Angry Vashon Island residents, 307 of them, sailed an Argosy cruise ship into Olympia on a foggy morning last Thursday to protest ferry cuts. Old people walking with canes, young parents carrying babies, kids wearing ferry boats carved out of boxes around their torsos, and teenagers in wheelchairs, these Vashonites all looked like they were out for blood, and no wonder. They feel victimized by Tim Eyman's Initiative 695, which cut the car-tab tax to a flat $30 and eliminated $1.1 billion from the state budget in the process. Legislators scrambling to cut costs plan to kill Vashon's passenger-only ferries. Since these boats take 600 residents to their jobs everyday, the island is fighting like hell to stave off the cuts. Vashonites have a plan to pay for the passenger-only ferries by asking voters to approve big fare increases as early as this summer.

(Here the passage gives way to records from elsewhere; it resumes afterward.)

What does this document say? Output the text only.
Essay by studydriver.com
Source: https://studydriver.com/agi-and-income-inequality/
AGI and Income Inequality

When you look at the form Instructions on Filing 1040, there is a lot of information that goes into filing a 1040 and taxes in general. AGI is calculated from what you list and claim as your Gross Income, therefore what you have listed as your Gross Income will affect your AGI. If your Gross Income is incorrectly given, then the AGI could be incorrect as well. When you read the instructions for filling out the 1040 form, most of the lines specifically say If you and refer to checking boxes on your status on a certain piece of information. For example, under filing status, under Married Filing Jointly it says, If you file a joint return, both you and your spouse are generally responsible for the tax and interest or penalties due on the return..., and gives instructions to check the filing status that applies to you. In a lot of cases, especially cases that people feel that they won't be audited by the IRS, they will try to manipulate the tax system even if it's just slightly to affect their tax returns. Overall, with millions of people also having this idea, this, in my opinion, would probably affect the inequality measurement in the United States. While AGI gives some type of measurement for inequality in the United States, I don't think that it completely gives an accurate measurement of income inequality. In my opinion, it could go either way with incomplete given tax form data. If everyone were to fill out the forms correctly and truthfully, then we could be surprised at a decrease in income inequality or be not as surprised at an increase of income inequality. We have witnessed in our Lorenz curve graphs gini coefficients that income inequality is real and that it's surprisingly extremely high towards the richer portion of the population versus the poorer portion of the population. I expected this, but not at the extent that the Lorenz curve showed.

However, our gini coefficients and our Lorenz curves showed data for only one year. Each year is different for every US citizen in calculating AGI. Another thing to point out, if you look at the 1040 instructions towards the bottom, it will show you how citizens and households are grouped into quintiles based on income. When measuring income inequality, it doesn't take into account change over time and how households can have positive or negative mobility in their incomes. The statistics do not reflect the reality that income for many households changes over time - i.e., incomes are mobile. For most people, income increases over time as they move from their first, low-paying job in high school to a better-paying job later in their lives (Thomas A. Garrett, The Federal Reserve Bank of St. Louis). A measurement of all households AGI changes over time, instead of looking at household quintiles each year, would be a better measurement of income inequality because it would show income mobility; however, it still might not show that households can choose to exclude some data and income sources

Island residents are taking action because they feel state government has abandoned them. Some legislators wonder if Gov. Gary Locke is fueling Vashon's fears.
"Gary Locke is incredibly popular and incredibly skilled," says Rep. Ed Murray, D-Capitol Hill. That said, Murray adds that he wishes that the governor would "risk his popularity and be a leader on transportation." Instead, Murray and other lawmakers charge, Locke has ducked the opportunity to have a meaningful discussion about long-term transportation solutions, even as the voters blew a $570 million hole in the Department of Transportation's budget when they passed I-695 in November.
The governor's proposed budget gives no new money to the Department of Transportation, leaving it with about $2.1 billion, less than what the department had to spend in 1997. This reduced budget means highways only have enough money for basic maintenance, but not enough for new roads, congestion relief projects, and all the proposed safety improvements. Ferries now have no capital budget at all and will have to enact a sizable fare increase on boats that carry cars.
The only new transportation funding Locke's budget allocates is $200 million over two years for bus and rail service. But Dan Snow of the Washington Transportation Association says that money only makes up for 42 percent of the money transit lost when I-695 passed. Forty to sixty percent of the state's bus service will be cut even if the Legislature agrees to Locke's $200 million, according to Snow.
It's clear why Locke won't pony up more transportation money. There isn't any money left after I-695 bludgeoned the budget. Most Democrats accept this new fiscal reality but say the governor could offer innovative ideas in lieu of budget dollars. He is doing neither.
Of course, the citizens are going to have to pay for solutions one way or the other. And since voters just gave themselves a big tax cut last November, it's easy to see why the governor is wary of asking them to pay local taxes to keep the cars, ferries, and buses rolling. After all, the governor's top priority this session, besides protecting education, is to give voters a property-tax cut, says Locke spokesman Ed Penhale. "If there's a way transportation funding can fit into this picture, we'll take a look at it," Penhale adds. The governor is leaving it up to legislators, citizens, and the Blue Ribbon Commission on Transportation to come up with the proposals he'll "look at."
Meanwhile, the governor does not see the I-695 tax revolt as a referendum on education funding. He has pledged to spend money to hire 1,000 new teachers to reduce elementary class sizes. It seems he hasn't missed a chance this session to reassert that educating kids for future jobs should be the state's main focus right now. He likes to illustrate his commitment with anecdotes about his own relatively new role as a father.
Both Democrats and moderate Republicans claim to agree with his pro-schools stance, but they say it's vital that he show the same concern for roads. "It really annoys me that he thinks we're going to hurt education," says Rep. Ruth Fisher, D-Tacoma. Aware of the scarcity of funds in all state budgets, lawmakers are looking not just at giving local governments the ability to impose new transportation taxes, but also at imposing user fees for roads and devising whatever other creative ways they can imagine to keep citizens mobile. Any such measure will require the public's approval, however, thanks to I-695's provision requiring a vote on all future tax increases.
Lawmakers say that Locke's silence will make it more difficult to convince citizens to tax themselves. Murray says Locke should be using his popularity and his "bully pulpit" to push the most feasible solutions through.
Scott Rutherford, a city planning expert who teaches at the University of Washington, doubts voters will appreciate many of the new taxes and fees legislators are talking about proposing. He asks, "How do you sell it to people?" Many legislators think that Locke has the smarts to find a way. So far, though, he hasn't shown the interest.